25 % der Einkäufe werden bereits über Apps getätigt

Wer treibt das Wachstum im E-Commerce voran?

Entgegen der Erwartung sind es nicht nur die höheren Schichten.

Die C-Klasse ist der wichtigste Wachstumsmotor:

• Das entspricht 48 % des Online-Versandhandelsvolumens

• Anstieg um +14,6 % in Stückzahlen

• Im Jahr 2024 betrug dieser Anteil 42 %

Was sagt das über den brasilianischen Verbraucher aus?

Der Verbraucher ist nicht vollständig auf digitale Kanäle umgestiegen – er nutzt die verschiedenen Kanäle nun auf hybride und strategische Weise.

Das bedeutet:

• Geringere Bindung an einen einzelnen Einzelhändler

• Größeres Bewusstsein für Komfort

• Komplementäre Nutzung von physischen und digitalen Medien

Was erwartet uns bei der nächsten Weltmeisterschaft?

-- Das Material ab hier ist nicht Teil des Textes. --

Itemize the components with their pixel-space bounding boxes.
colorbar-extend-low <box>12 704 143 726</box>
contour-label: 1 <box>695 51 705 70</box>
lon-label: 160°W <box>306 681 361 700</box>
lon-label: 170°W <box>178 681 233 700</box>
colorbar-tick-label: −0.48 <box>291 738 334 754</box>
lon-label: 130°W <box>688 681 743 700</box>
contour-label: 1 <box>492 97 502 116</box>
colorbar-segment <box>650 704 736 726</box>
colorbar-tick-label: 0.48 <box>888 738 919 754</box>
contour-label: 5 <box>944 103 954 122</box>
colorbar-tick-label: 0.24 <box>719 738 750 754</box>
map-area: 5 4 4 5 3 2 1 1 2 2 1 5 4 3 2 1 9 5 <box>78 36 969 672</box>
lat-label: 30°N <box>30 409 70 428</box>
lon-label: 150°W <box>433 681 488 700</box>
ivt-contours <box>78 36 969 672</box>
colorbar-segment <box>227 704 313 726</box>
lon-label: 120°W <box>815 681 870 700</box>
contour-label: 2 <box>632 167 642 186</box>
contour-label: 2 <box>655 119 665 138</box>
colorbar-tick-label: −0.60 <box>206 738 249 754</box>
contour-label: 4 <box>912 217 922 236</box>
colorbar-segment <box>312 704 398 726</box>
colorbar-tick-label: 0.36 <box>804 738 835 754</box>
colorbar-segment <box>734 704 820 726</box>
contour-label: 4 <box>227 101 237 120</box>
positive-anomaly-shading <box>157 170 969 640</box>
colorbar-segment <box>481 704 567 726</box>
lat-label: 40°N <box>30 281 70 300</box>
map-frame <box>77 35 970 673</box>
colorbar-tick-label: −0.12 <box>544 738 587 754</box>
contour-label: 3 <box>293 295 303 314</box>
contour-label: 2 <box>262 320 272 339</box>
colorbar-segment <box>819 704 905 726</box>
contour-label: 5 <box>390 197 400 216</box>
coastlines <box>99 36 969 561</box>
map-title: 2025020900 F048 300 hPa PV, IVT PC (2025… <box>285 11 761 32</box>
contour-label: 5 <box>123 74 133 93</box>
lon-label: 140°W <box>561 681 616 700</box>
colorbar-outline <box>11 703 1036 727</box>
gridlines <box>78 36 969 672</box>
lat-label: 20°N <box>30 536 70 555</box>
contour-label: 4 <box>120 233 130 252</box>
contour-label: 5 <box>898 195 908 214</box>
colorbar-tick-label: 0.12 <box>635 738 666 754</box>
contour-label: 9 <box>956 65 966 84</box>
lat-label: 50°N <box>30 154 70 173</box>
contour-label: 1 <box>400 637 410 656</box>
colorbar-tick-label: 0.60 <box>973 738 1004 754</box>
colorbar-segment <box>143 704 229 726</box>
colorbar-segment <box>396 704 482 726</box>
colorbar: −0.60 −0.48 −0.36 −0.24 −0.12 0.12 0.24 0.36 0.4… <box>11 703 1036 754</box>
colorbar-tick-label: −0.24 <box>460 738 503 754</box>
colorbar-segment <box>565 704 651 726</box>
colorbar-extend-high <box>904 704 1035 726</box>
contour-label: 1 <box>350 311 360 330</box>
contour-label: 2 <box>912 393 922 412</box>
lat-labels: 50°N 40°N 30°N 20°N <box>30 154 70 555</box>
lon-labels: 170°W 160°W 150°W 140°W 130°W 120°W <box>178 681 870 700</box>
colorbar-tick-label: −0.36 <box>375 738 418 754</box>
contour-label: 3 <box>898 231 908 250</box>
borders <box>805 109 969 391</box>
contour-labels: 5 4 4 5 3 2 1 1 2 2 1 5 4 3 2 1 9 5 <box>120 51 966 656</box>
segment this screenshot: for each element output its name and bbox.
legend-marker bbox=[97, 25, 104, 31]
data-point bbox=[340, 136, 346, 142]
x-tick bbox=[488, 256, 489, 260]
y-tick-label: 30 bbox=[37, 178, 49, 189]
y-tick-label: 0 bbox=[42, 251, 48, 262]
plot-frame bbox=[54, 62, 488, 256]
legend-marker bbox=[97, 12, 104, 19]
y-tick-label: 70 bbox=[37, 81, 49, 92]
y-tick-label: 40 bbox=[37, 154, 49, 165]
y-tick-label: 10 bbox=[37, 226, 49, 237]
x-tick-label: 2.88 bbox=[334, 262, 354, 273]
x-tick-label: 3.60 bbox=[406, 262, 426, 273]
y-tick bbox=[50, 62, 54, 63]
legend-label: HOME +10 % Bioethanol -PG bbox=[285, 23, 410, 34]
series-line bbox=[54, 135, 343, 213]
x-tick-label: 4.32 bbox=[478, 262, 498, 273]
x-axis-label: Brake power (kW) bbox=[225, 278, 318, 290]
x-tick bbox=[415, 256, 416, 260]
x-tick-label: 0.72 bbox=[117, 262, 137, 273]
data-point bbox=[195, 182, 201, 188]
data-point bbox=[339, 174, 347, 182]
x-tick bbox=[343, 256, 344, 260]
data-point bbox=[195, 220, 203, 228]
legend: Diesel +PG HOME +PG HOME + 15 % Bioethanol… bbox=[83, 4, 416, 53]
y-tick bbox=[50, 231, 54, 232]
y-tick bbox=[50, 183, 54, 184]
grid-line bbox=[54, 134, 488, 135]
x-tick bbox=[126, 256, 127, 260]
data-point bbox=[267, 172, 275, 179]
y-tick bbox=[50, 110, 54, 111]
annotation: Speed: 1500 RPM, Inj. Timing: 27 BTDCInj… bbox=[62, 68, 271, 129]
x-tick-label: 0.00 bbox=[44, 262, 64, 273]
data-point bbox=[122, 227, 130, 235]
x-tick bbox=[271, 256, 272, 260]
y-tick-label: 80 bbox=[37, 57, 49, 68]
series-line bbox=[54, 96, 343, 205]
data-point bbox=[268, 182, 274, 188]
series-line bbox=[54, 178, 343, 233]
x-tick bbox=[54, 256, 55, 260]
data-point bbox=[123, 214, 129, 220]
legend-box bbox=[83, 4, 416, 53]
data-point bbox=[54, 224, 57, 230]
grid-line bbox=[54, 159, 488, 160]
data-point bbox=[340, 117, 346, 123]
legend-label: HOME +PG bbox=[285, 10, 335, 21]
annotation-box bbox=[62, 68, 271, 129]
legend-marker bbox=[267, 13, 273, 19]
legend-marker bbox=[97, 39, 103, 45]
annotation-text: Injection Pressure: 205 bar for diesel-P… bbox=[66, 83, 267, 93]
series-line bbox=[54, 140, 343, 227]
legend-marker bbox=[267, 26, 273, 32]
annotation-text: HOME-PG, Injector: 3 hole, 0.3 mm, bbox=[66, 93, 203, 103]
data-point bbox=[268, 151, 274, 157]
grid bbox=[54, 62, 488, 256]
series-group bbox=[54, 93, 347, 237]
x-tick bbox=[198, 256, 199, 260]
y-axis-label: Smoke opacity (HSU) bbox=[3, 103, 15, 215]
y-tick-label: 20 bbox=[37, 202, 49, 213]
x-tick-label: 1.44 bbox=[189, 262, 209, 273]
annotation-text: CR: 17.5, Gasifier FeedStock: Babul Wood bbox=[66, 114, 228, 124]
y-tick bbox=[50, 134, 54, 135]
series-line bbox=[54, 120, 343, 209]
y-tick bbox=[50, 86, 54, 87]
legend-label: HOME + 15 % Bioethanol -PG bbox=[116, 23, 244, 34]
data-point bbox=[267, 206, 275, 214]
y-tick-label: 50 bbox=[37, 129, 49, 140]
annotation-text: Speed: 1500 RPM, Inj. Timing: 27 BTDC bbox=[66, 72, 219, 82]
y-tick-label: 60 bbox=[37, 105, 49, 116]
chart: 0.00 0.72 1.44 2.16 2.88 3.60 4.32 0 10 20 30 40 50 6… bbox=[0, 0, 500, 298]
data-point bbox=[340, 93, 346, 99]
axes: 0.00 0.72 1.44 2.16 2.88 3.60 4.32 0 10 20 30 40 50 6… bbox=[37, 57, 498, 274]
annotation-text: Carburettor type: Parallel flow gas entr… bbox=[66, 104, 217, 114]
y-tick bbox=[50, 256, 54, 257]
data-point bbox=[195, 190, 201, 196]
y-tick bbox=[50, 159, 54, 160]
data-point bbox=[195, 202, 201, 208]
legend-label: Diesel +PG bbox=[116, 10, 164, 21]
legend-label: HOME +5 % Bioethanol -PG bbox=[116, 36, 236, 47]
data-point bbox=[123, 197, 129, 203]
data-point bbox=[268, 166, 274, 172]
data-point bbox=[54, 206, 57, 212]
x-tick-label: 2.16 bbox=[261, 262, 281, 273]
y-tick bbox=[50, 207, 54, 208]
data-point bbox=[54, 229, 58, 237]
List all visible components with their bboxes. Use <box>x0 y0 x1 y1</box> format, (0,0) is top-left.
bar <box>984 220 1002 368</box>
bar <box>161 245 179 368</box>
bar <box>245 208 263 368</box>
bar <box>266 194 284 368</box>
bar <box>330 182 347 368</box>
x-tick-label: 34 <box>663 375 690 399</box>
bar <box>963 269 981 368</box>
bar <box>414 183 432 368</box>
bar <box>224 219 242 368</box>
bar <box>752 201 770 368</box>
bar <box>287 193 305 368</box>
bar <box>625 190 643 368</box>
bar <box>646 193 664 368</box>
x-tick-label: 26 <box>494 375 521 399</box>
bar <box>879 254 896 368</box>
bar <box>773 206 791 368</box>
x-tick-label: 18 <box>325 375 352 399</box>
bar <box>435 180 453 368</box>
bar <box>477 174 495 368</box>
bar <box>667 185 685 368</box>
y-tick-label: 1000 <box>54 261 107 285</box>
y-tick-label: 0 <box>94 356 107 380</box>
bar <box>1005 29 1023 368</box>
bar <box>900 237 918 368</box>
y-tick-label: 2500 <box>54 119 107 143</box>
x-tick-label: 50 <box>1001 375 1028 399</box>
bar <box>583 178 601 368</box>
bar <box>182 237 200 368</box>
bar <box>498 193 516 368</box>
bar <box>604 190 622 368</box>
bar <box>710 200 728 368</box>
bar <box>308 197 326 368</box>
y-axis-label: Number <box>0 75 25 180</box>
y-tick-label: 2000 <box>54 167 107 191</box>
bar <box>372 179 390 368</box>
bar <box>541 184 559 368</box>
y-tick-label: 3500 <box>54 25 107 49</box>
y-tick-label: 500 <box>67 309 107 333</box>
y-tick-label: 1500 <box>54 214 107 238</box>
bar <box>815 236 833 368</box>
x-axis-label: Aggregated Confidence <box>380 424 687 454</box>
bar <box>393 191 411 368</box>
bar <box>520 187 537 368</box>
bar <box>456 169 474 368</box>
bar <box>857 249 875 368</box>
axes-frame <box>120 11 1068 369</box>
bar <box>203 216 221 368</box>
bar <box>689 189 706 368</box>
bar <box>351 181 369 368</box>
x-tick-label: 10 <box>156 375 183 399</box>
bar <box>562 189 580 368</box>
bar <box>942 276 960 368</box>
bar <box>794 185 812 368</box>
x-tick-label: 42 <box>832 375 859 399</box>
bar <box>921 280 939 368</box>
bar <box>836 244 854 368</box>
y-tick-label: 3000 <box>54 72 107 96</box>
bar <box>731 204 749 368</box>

Die Copa soll als Reifetest für das Omnichannel-Modell dienen. Aktuelle Lage:

• Die Reichweite der Übertragung liegt um 6 Prozentpunkte höher als bei der letzten Weltmeisterschaft

Kategorien mit dem größten Potenzial:

• Getränke

• Snacks

• Süßwaren

Trend:

• Kombination aus geplanten Einkäufen und Nachbestellungen über Apps

Die Herausforderung hat sich verändert:

Früher: im digitalen Raum präsent sein

Agora: Kanalübergreifende Integration

Dazu ist Folgendes erforderlich:

• Einheitliche Preisgestaltung und einheitliches Sortiment

• Kontextbezogene Aktivierung (zum richtigen Zeitpunkt, über den richtigen Kanal) • Echte Omnichannel-Strategie

Häufig gestellte Fragen

Ist der „Atacarejo“ in Brasilien auf dem Rückzug?
Ja. Im Jahr 2025 verzeichnete der Vertriebskanal einen Rückgang des Absatzvolumens um 4 % – den ersten seit 2020.

Spielt E-Commerce im Lebensmitteleinzelhandel bereits eine Rolle?
Ja. 47 % der brasilianischen Haushalte kaufen bereits online ein.

Hat der Online-Handel den stationären Einzelhandel verdrängt?
Nein. Er gestaltet den Konsum neu und schafft ein hybrides Modell zwischen den verschiedenen Vertriebskanälen.

Wer nutzt E-Commerce in Brasilien am häufigsten?
Die Mittelschicht ist der wichtigste Wachstumsmotor dieses Vertriebskanals.